Heavy monsoon rains in India and Bangladesh have flooded an airport and knocked down cellphone towers, bridges and power lines, cutting off communications for millions of people and forcing the evacuation of hundreds of thousands.
At least 116 people have been killed in the flooding and lightning strikes, as well as in landslides, which have made rescue operations even more difficult, according to officials.
This latest catastrophic flooding comes less than a month after extreme rainfall submerged towns.
On Monday, officials in Assam, a state in northeastern India bordering Bangladesh, said all the state’s 33 districts were affected by the floods, which they blamed for undoing almost a decade of progress on building infrastructure connecting far-flung towns and villages.
At least 73 people have died as a result of the disaster in the state, according to news reports.

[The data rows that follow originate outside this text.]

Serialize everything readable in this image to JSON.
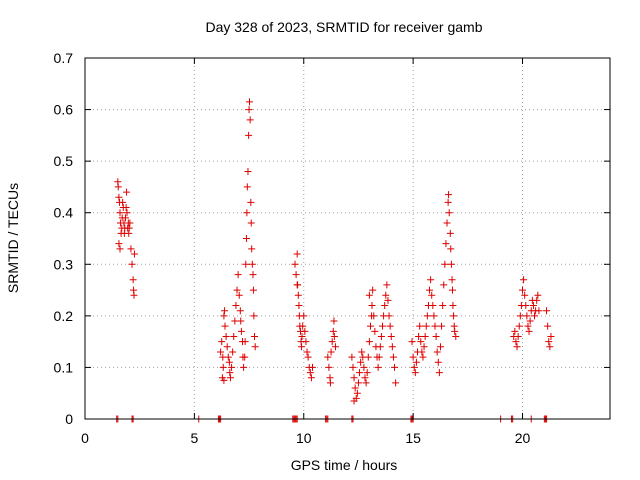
{
  "chart_data": {
    "type": "scatter",
    "title": "Day 328 of 2023, SRMTID for receiver gamb",
    "xlabel": "GPS time / hours",
    "ylabel": "SRMTID / TECUs",
    "xlim": [
      0,
      24
    ],
    "ylim": [
      0,
      0.7
    ],
    "xticks": [
      0,
      5,
      10,
      15,
      20
    ],
    "yticks": [
      0,
      0.1,
      0.2,
      0.3,
      0.4,
      0.5,
      0.6,
      0.7
    ],
    "grid": true,
    "marker": "+",
    "color": "#dd0000",
    "series": [
      {
        "name": "SRMTID",
        "points": [
          [
            1.5,
            0.46
          ],
          [
            1.52,
            0.45
          ],
          [
            1.55,
            0.43
          ],
          [
            1.58,
            0.42
          ],
          [
            1.6,
            0.4
          ],
          [
            1.62,
            0.38
          ],
          [
            1.65,
            0.36
          ],
          [
            1.68,
            0.37
          ],
          [
            1.7,
            0.39
          ],
          [
            1.72,
            0.42
          ],
          [
            1.75,
            0.41
          ],
          [
            1.78,
            0.38
          ],
          [
            1.8,
            0.36
          ],
          [
            1.82,
            0.37
          ],
          [
            1.85,
            0.39
          ],
          [
            1.88,
            0.41
          ],
          [
            1.9,
            0.44
          ],
          [
            1.92,
            0.4
          ],
          [
            1.95,
            0.37
          ],
          [
            1.98,
            0.38
          ],
          [
            2.0,
            0.36
          ],
          [
            2.02,
            0.37
          ],
          [
            2.05,
            0.38
          ],
          [
            2.1,
            0.33
          ],
          [
            2.15,
            0.3
          ],
          [
            2.2,
            0.27
          ],
          [
            2.22,
            0.25
          ],
          [
            2.24,
            0.24
          ],
          [
            2.26,
            0.32
          ],
          [
            1.55,
            0.34
          ],
          [
            1.6,
            0.33
          ],
          [
            6.2,
            0.13
          ],
          [
            6.25,
            0.15
          ],
          [
            6.3,
            0.12
          ],
          [
            6.32,
            0.1
          ],
          [
            6.35,
            0.2
          ],
          [
            6.38,
            0.21
          ],
          [
            6.4,
            0.18
          ],
          [
            6.45,
            0.16
          ],
          [
            6.5,
            0.14
          ],
          [
            6.55,
            0.12
          ],
          [
            6.6,
            0.11
          ],
          [
            6.62,
            0.09
          ],
          [
            6.65,
            0.08
          ],
          [
            6.7,
            0.1
          ],
          [
            6.75,
            0.13
          ],
          [
            6.8,
            0.16
          ],
          [
            6.85,
            0.19
          ],
          [
            6.9,
            0.22
          ],
          [
            6.95,
            0.25
          ],
          [
            7.0,
            0.28
          ],
          [
            7.05,
            0.24
          ],
          [
            7.1,
            0.21
          ],
          [
            7.12,
            0.19
          ],
          [
            7.15,
            0.17
          ],
          [
            7.2,
            0.15
          ],
          [
            7.22,
            0.12
          ],
          [
            7.25,
            0.1
          ],
          [
            7.3,
            0.12
          ],
          [
            7.32,
            0.15
          ],
          [
            7.35,
            0.3
          ],
          [
            7.38,
            0.35
          ],
          [
            7.4,
            0.4
          ],
          [
            7.42,
            0.45
          ],
          [
            7.45,
            0.48
          ],
          [
            7.48,
            0.55
          ],
          [
            7.5,
            0.6
          ],
          [
            7.52,
            0.615
          ],
          [
            7.55,
            0.58
          ],
          [
            7.58,
            0.42
          ],
          [
            7.6,
            0.38
          ],
          [
            7.62,
            0.33
          ],
          [
            7.65,
            0.3
          ],
          [
            7.68,
            0.28
          ],
          [
            7.7,
            0.25
          ],
          [
            7.72,
            0.2
          ],
          [
            7.75,
            0.16
          ],
          [
            7.78,
            0.14
          ],
          [
            6.28,
            0.08
          ],
          [
            6.35,
            0.075
          ],
          [
            9.6,
            0.3
          ],
          [
            9.65,
            0.28
          ],
          [
            9.7,
            0.32
          ],
          [
            9.72,
            0.26
          ],
          [
            9.75,
            0.24
          ],
          [
            9.78,
            0.22
          ],
          [
            9.8,
            0.2
          ],
          [
            9.82,
            0.18
          ],
          [
            9.85,
            0.17
          ],
          [
            9.88,
            0.15
          ],
          [
            9.9,
            0.14
          ],
          [
            9.92,
            0.16
          ],
          [
            9.95,
            0.18
          ],
          [
            10.0,
            0.2
          ],
          [
            10.05,
            0.17
          ],
          [
            10.1,
            0.15
          ],
          [
            10.15,
            0.13
          ],
          [
            10.2,
            0.12
          ],
          [
            10.25,
            0.1
          ],
          [
            10.3,
            0.09
          ],
          [
            10.35,
            0.08
          ],
          [
            10.4,
            0.1
          ],
          [
            9.7,
            0.26
          ],
          [
            11.1,
            0.12
          ],
          [
            11.15,
            0.1
          ],
          [
            11.2,
            0.08
          ],
          [
            11.22,
            0.07
          ],
          [
            11.25,
            0.13
          ],
          [
            11.3,
            0.15
          ],
          [
            11.35,
            0.17
          ],
          [
            11.38,
            0.19
          ],
          [
            11.4,
            0.16
          ],
          [
            11.45,
            0.14
          ],
          [
            12.2,
            0.12
          ],
          [
            12.25,
            0.1
          ],
          [
            12.3,
            0.08
          ],
          [
            12.35,
            0.06
          ],
          [
            12.4,
            0.04
          ],
          [
            12.45,
            0.05
          ],
          [
            12.5,
            0.07
          ],
          [
            12.55,
            0.09
          ],
          [
            12.6,
            0.11
          ],
          [
            12.65,
            0.13
          ],
          [
            12.7,
            0.12
          ],
          [
            12.75,
            0.1
          ],
          [
            12.8,
            0.08
          ],
          [
            12.85,
            0.07
          ],
          [
            12.9,
            0.09
          ],
          [
            12.95,
            0.12
          ],
          [
            13.0,
            0.15
          ],
          [
            13.05,
            0.18
          ],
          [
            13.1,
            0.2
          ],
          [
            13.12,
            0.22
          ],
          [
            13.15,
            0.25
          ],
          [
            13.2,
            0.2
          ],
          [
            13.25,
            0.17
          ],
          [
            13.3,
            0.14
          ],
          [
            13.35,
            0.12
          ],
          [
            13.4,
            0.1
          ],
          [
            13.45,
            0.12
          ],
          [
            13.5,
            0.14
          ],
          [
            13.55,
            0.16
          ],
          [
            13.6,
            0.18
          ],
          [
            13.65,
            0.2
          ],
          [
            13.7,
            0.22
          ],
          [
            13.75,
            0.24
          ],
          [
            13.8,
            0.26
          ],
          [
            13.85,
            0.23
          ],
          [
            13.9,
            0.2
          ],
          [
            13.95,
            0.18
          ],
          [
            14.0,
            0.16
          ],
          [
            14.05,
            0.14
          ],
          [
            14.1,
            0.12
          ],
          [
            14.15,
            0.1
          ],
          [
            14.2,
            0.07
          ],
          [
            13.0,
            0.24
          ],
          [
            12.3,
            0.035
          ],
          [
            14.95,
            0.15
          ],
          [
            15.0,
            0.12
          ],
          [
            15.05,
            0.1
          ],
          [
            15.1,
            0.09
          ],
          [
            15.15,
            0.11
          ],
          [
            15.2,
            0.13
          ],
          [
            15.25,
            0.16
          ],
          [
            15.3,
            0.18
          ],
          [
            15.35,
            0.15
          ],
          [
            15.4,
            0.13
          ],
          [
            15.45,
            0.12
          ],
          [
            15.5,
            0.14
          ],
          [
            15.55,
            0.16
          ],
          [
            15.6,
            0.18
          ],
          [
            15.65,
            0.2
          ],
          [
            15.7,
            0.22
          ],
          [
            15.75,
            0.25
          ],
          [
            15.8,
            0.27
          ],
          [
            15.85,
            0.24
          ],
          [
            15.9,
            0.22
          ],
          [
            15.95,
            0.2
          ],
          [
            16.0,
            0.18
          ],
          [
            16.05,
            0.16
          ],
          [
            16.1,
            0.13
          ],
          [
            16.15,
            0.11
          ],
          [
            16.2,
            0.09
          ],
          [
            16.25,
            0.14
          ],
          [
            16.3,
            0.18
          ],
          [
            16.35,
            0.22
          ],
          [
            16.4,
            0.26
          ],
          [
            16.45,
            0.3
          ],
          [
            16.5,
            0.34
          ],
          [
            16.55,
            0.38
          ],
          [
            16.6,
            0.42
          ],
          [
            16.62,
            0.435
          ],
          [
            16.65,
            0.4
          ],
          [
            16.7,
            0.36
          ],
          [
            16.72,
            0.33
          ],
          [
            16.75,
            0.3
          ],
          [
            16.78,
            0.27
          ],
          [
            16.8,
            0.25
          ],
          [
            16.82,
            0.22
          ],
          [
            16.85,
            0.2
          ],
          [
            16.88,
            0.18
          ],
          [
            16.9,
            0.17
          ],
          [
            16.95,
            0.16
          ],
          [
            19.6,
            0.16
          ],
          [
            19.65,
            0.17
          ],
          [
            19.7,
            0.15
          ],
          [
            19.75,
            0.14
          ],
          [
            19.8,
            0.16
          ],
          [
            19.85,
            0.18
          ],
          [
            19.9,
            0.2
          ],
          [
            19.95,
            0.22
          ],
          [
            20.0,
            0.25
          ],
          [
            20.05,
            0.27
          ],
          [
            20.1,
            0.24
          ],
          [
            20.15,
            0.22
          ],
          [
            20.2,
            0.2
          ],
          [
            20.25,
            0.18
          ],
          [
            20.3,
            0.17
          ],
          [
            20.35,
            0.19
          ],
          [
            20.4,
            0.21
          ],
          [
            20.45,
            0.23
          ],
          [
            20.5,
            0.22
          ],
          [
            20.55,
            0.2
          ],
          [
            20.6,
            0.21
          ],
          [
            20.65,
            0.23
          ],
          [
            20.7,
            0.24
          ],
          [
            20.75,
            0.21
          ],
          [
            21.1,
            0.21
          ],
          [
            21.15,
            0.18
          ],
          [
            21.2,
            0.15
          ],
          [
            21.25,
            0.14
          ],
          [
            21.3,
            0.16
          ]
        ]
      },
      {
        "name": "zero",
        "points": [
          [
            1.45,
            0
          ],
          [
            1.5,
            0
          ],
          [
            2.15,
            0
          ],
          [
            2.2,
            0
          ],
          [
            5.2,
            0
          ],
          [
            6.1,
            0
          ],
          [
            6.15,
            0
          ],
          [
            6.2,
            0
          ],
          [
            9.5,
            0
          ],
          [
            9.55,
            0
          ],
          [
            9.6,
            0
          ],
          [
            9.65,
            0
          ],
          [
            9.7,
            0
          ],
          [
            11.0,
            0
          ],
          [
            11.05,
            0
          ],
          [
            11.1,
            0
          ],
          [
            12.2,
            0
          ],
          [
            12.25,
            0
          ],
          [
            14.9,
            0
          ],
          [
            14.95,
            0
          ],
          [
            15.0,
            0
          ],
          [
            19.0,
            0
          ],
          [
            19.5,
            0
          ],
          [
            19.55,
            0
          ],
          [
            20.4,
            0
          ],
          [
            21.0,
            0
          ],
          [
            21.05,
            0
          ],
          [
            21.1,
            0
          ]
        ]
      }
    ]
  }
}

In the neighboring state of Meghalaya, extremely heavy rainfall pummeled the towns of Cherrapunji and Mawsynram.
On Friday, Mawsynram recorded about 101cm of rainfall in a single day. In the Dangar area nearby, at least five people in one family were killed in a landslide Monday, Conrad Sangma, the state’s chief minister, said on Twitter.
The record-shattering rain in the state has also led to extensive flooding across the border in Bangladesh.
“We haven’t seen such rainfall in many, many years,” said Professor Tarekul Islam at the Institute of Water and Flood Management, Bangladesh University of Engineering and Technology.
Prof Islam said the heavy rainfall flooded the country’s Sylhet region, one of the worst affected since last month, when the floodwaters of the Brahmaputra and other rivers broke their banks and inundated large parts of the low-lying nation of about 170 million people.
Since the May flooding, more than 4 million people in northeastern Bangladesh have been left homeless, including 1.6 million children, the United Nations Children’s Fund said in a news release Monday.
At least 38 people have died in Bangladesh because of the latest flooding, according to the Foundation for Disaster Forum, a Dhaka-based nonprofit working to provide food and shelter to people in Sylhet.